Anacostia took a 14-6 lead over Wilson High in a blessedly normal first half. There was no anthem because the Wilson band had gotten the news too late about the game being moved from Friday to Saturday. There was no moment of silence because no one from Wilson, the host school, seemed to think of it. Stewart took his kids aside beforehand and asked them to remember the children lost and survivors found, but by halftime the 200 fans in the stands were up—yelling because their boys were playing hard, and angry because their coach, Horace Fleming, and one assistant had been ejected for arguing a call. Everyone reasoned that playing these games would help kids return to normalcy. No one counted on its doing the same for the adults. "We need this as much as they do," said Fleming, whose team lost 20-14.
Two hours later, downtown at three-time D.C. Interscholastic Athletic Association champ Dunbar High, the bands showed up, a moment of silence was observed and an announcement was made honoring D.C.'s three teachers and three students who had died on the jet that had hit the Pentagon. A five-man color guard marched out, wearing silver helmets and bearing rifles and the U.S., D.C. and Dunbar flags. A scratchy recording of America the Beautiful blared. Planes flew overhead, and they almost looked normal. Boys danced. Dunbar beat Eastern 36-0.
Saturday night, Georgetown Prep receiver Eric Heidenberger played in his team's 35-7 win over Good Counsel, though he hadn't been sure all week if he should. His aunt, Michelle Heidenberger, was a flight attendant on American Flight 77. With the score 7-7, Eric caught a three-yard pass for his first touchdown of the season. You wanted to think that for one instant anyway, his family had a chance to feel good.
But you knew it couldn't last. All weekend a stream of people made its way to a hill overlooking the Pentagon's west wing. Families, couples, friends, tourists, mourners—all came and prayed or took pictures or sat mutely, staring at the massive black cavity in the side of the building.
You saw it, and that helped because it made you angry, and you didn't want anyone to forget.
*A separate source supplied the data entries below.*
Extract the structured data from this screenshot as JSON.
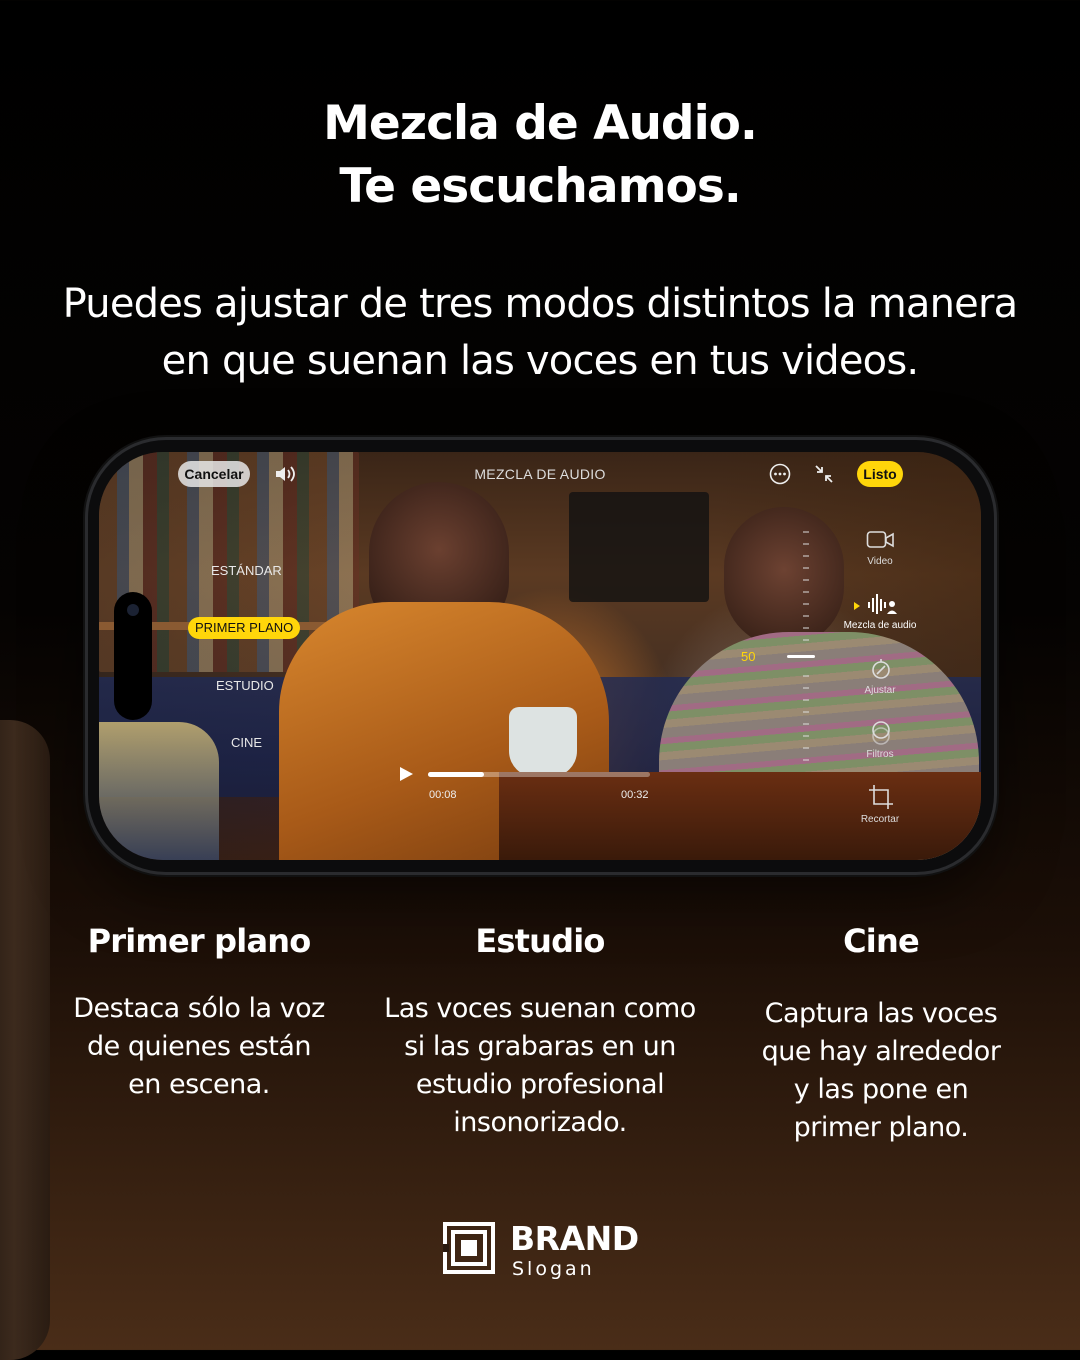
{
  "headline": [
    "Mezcla de Audio.",
    "Te escuchamos."
  ],
  "subheadline": [
    "Puedes ajustar de tres modos distintos la manera",
    "en que suenan las voces en tus videos."
  ],
  "phone_ui": {
    "cancel_label": "Cancelar",
    "screen_title": "MEZCLA DE AUDIO",
    "done_label": "Listo",
    "modes": [
      "ESTÁNDAR",
      "PRIMER PLANO",
      "ESTUDIO",
      "CINE"
    ],
    "selected_mode": "PRIMER PLANO",
    "intensity_value": "50",
    "tools": [
      {
        "label": "Video",
        "icon": "video-camera-icon"
      },
      {
        "label": "Mezcla de audio",
        "icon": "audio-waveform-icon"
      },
      {
        "label": "Ajustar",
        "icon": "adjust-dial-icon"
      },
      {
        "label": "Filtros",
        "icon": "filters-icon"
      },
      {
        "label": "Recortar",
        "icon": "crop-icon"
      }
    ],
    "current_time": "00:08",
    "total_time": "00:32",
    "playback_progress": 0.25
  },
  "features": [
    {
      "title": "Primer plano",
      "body": [
        "Destaca sólo la voz",
        "de quienes están",
        "en escena."
      ]
    },
    {
      "title": "Estudio",
      "body": [
        "Las voces suenan como",
        "si las grabaras en un",
        "estudio profesional",
        "insonorizado."
      ]
    },
    {
      "title": "Cine",
      "body": [
        "Captura las voces",
        "que hay alrededor",
        "y las pone en",
        "primer plano."
      ]
    }
  ],
  "brand": {
    "name": "BRAND",
    "slogan": "Slogan",
    "logo_icon": "concentric-squares-logo-icon"
  },
  "colors": {
    "accent": "#ffd60a",
    "background_top": "#000000",
    "background_bottom": "#4a2d18"
  }
}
Leaving Virginia, just before reaching the Francis Scott Key Bridge into Georgetown, you saw the sign that someone had painted on the right side of the road: REST IN PEACE VICTIMS OF TERRORISM, flanked by pictures of the dead. It made you feel strange to see all the bikers and joggers cruise past without missing a beat. Part of you wanted them to stop and stare. Part of you wanted them to go faster still, to soak up the gorgeous day and walk, run and pedal for dear life.